If you look through a dirty window you will often perceive, albeit erroneously, some kind of monster on the other side. Therefore you must purify your, more than likely, frantic thoughts before passing judgment. There should never be a St. Anger but unfortunately in my world there are some who will create an invisible kid who in turn embarks on searching for the unnamed feeling. If you decide to shoot me again without thought remember this, I will in time hold all within my hands that sweet sweet amber once more.

Time, Than Caged
At this point in time we were feeling broken, beat & scared as we continued to wait for the day that never comes. I was adamant we were not, but it was becoming apparent we were the unforgiven III. As further time passed I started to realise this reality we found ourselves in is a clear depiction of my apocalypse that I envisaged all nightmare long. If we were to plant the Judas kiss with a sprinkling of cyanide would we truly be committing suicide & redemption at the same time?
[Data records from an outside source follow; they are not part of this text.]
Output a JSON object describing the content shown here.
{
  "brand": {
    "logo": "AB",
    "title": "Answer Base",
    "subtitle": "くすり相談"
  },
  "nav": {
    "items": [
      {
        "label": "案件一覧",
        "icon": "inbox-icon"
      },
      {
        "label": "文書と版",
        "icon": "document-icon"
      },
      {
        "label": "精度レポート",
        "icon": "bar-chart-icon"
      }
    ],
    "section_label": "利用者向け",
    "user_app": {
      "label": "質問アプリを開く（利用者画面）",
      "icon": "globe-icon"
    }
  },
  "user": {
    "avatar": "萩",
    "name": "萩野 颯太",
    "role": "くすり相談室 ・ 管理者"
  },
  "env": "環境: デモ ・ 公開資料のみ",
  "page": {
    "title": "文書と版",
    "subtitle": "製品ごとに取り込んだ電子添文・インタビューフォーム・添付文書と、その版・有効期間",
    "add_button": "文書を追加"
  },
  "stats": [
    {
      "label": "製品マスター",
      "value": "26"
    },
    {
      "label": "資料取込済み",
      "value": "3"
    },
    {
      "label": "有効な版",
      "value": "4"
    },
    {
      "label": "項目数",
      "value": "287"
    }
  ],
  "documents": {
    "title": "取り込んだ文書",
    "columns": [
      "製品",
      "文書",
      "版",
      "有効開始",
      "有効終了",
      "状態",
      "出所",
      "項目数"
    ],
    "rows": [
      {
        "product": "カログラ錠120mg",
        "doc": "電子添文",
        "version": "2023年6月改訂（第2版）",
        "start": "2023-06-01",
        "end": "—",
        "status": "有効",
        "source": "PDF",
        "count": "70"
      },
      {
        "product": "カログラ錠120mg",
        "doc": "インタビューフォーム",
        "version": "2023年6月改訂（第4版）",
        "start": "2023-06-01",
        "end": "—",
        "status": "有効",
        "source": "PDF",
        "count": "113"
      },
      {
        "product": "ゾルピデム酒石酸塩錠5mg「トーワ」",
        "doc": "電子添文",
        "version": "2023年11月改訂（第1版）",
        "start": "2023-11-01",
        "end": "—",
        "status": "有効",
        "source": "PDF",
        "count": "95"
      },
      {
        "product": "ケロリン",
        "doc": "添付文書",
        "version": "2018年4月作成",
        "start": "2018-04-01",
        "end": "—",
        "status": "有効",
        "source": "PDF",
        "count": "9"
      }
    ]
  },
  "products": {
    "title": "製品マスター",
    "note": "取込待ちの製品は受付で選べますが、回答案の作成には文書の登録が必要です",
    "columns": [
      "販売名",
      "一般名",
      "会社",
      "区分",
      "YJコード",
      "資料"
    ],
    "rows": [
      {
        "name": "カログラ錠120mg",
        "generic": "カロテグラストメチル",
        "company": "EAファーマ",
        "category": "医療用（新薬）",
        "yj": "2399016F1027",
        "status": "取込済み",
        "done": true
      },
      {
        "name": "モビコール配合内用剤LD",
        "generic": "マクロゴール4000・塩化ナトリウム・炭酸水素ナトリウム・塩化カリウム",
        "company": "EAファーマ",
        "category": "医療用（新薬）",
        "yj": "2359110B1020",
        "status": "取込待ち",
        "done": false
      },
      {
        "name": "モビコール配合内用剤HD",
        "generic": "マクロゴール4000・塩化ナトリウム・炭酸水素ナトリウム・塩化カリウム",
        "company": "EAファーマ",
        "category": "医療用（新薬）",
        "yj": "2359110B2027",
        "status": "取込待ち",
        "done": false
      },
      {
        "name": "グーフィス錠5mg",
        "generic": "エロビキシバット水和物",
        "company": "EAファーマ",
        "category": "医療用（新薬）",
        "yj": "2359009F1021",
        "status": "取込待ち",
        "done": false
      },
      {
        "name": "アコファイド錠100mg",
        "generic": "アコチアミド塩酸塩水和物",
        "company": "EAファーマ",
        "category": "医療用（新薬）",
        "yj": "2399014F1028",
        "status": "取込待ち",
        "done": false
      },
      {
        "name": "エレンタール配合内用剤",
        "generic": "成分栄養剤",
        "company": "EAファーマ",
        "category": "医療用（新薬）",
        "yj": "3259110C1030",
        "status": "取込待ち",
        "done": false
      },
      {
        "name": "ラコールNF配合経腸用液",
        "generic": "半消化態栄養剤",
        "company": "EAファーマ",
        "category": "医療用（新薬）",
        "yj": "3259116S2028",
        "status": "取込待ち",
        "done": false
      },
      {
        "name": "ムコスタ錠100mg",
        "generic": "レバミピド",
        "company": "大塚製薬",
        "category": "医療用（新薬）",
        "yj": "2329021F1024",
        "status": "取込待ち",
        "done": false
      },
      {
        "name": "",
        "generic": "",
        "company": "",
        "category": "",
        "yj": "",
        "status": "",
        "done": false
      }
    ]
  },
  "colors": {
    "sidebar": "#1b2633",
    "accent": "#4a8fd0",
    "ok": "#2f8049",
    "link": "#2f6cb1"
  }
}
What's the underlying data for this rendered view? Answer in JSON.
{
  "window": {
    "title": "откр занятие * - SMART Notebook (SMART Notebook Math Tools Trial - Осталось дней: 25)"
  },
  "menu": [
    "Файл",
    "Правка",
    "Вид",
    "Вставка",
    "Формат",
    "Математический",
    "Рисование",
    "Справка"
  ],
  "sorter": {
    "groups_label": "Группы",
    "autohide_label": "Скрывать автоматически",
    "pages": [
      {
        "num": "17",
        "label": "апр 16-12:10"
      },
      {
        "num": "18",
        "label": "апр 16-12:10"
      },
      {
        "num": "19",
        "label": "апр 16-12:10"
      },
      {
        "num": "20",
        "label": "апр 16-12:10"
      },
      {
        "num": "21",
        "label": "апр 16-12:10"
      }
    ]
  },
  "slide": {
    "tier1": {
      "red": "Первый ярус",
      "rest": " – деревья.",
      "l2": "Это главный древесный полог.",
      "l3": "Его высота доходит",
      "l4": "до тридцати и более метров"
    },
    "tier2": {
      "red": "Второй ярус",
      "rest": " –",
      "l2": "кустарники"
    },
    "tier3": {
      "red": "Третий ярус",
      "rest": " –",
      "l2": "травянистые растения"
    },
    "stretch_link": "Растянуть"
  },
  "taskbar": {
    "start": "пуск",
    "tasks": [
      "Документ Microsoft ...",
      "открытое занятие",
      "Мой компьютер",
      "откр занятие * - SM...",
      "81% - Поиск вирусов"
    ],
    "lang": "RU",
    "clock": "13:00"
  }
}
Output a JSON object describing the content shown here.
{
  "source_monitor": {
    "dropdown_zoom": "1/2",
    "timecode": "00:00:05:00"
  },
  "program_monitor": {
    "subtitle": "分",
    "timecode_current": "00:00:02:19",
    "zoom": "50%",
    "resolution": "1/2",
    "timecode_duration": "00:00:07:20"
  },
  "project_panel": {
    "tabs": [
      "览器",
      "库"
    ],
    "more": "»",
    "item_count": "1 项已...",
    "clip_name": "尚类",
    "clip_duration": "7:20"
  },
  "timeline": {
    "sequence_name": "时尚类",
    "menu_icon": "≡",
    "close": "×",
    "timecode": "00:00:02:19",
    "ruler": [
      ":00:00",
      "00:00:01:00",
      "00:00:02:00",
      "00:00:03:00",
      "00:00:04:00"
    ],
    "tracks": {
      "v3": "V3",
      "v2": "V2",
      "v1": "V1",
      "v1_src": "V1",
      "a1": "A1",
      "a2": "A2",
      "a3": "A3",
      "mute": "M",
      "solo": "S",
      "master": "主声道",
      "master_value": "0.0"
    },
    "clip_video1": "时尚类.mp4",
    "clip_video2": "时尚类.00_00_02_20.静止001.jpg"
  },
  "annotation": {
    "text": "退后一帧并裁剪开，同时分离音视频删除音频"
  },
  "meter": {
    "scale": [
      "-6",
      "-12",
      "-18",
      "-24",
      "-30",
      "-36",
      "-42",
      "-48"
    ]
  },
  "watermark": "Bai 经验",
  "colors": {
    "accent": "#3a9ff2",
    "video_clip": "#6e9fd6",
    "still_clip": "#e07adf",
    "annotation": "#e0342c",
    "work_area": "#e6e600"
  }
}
No, I think not. I feel we need to redeem ourselves by some other non-mortal means. Even though some may say that was just your life, I feel that if you are facing the end of the line you need to fight every inch of the way in order to make it to the other side. But, if you make it to the other side and you happen to glance back from whence you came remember this, what doesn't kill you makes you stronger!

Throe
Even behind a no leaf clover I disappear to leave the world minus human.